DİİB Sahibi Alıcılarca Yapılan İhraç Kaydıyla Teslimlerdeki İadelerde Farklılık / Akif Akarca,Dr.Mehmet Şafak
(29.12.2016)
Bilindiği üzere; “Dahilde İşleme Rejimi Kararı” ve bu karara ilişkin olarak Dış Ticaret Müsteşarlığı’nca çıkartılan Tebliğler çerçevesinde, Gümrük Kanunu hükümleri de dikkate alınarak...

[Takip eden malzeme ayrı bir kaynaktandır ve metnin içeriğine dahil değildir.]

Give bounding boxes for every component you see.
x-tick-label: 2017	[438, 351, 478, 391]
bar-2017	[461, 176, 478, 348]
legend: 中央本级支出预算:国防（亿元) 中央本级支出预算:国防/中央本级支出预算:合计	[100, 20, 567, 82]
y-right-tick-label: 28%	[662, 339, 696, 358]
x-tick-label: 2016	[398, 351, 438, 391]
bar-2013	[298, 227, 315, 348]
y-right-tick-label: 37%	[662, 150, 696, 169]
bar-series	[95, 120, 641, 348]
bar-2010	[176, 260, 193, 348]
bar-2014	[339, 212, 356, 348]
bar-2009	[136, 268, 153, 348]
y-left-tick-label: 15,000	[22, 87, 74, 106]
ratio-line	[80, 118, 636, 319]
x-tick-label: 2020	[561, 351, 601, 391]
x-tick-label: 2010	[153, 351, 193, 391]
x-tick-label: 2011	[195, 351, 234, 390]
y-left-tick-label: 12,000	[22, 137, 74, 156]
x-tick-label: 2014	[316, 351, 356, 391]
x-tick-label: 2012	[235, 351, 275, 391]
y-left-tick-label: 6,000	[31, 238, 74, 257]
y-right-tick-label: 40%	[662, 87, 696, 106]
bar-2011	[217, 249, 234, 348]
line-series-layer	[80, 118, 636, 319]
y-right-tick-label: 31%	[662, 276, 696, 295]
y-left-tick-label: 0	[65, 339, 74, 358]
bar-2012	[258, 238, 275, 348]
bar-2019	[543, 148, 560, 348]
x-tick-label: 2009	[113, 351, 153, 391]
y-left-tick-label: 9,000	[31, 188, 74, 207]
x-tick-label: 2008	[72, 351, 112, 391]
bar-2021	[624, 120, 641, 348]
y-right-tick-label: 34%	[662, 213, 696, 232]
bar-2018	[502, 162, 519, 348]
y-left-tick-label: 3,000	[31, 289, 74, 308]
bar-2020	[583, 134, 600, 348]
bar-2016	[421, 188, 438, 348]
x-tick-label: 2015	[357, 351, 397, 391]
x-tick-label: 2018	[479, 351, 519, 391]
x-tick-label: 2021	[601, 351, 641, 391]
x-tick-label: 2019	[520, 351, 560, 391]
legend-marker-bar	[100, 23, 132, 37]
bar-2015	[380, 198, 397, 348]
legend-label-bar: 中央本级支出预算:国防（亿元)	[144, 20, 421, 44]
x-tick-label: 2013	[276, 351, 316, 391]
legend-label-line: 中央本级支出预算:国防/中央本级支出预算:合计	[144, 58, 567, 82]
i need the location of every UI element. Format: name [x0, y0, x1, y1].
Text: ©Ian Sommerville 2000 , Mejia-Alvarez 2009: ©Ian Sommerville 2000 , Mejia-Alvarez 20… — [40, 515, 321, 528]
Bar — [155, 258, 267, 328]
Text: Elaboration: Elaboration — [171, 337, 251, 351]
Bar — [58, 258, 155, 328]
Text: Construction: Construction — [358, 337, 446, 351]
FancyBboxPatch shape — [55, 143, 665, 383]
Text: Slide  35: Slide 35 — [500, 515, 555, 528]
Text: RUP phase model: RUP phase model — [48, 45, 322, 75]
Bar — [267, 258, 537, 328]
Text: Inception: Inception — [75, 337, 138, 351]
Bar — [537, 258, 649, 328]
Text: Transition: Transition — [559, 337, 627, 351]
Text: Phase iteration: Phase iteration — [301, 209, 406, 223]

 Bilindiği üzere; “Dahilde İşleme Rejimi Kararı” ve bu karara ilişkin olarak Dış Ticaret Müsteşarlığı’nca çıkartılan Tebliğler çerçevesinde, Gümrük Kanunu hükümleri de dikkate alınarak, ihraç edilecek ürünlerin elde edilmesinde kullanılan girdilerin ithalinde alınması gereken vergiler ya ertelenmekte ya da anılan ürünlerin ihracı halinde, daha önce ödenmiş olan vergiler iade edilebilmektedir. Keza, dahilde işleme izin belgesi ile yurt içinden de alım yapılabilmektedir. Başka bir deyişle, dahilde işleme izin belgesi kapsamında ihracı taahhüt edilen işlem görmüş ürünün elde edilmesinde kullanılan hammadde, yardımcı madde, yarı mamul, mamul, değişmemiş eşya ve ambalaj malzemeleri, ithal edilebileceği gibi, yurt içinden de temin edilebilmektedir.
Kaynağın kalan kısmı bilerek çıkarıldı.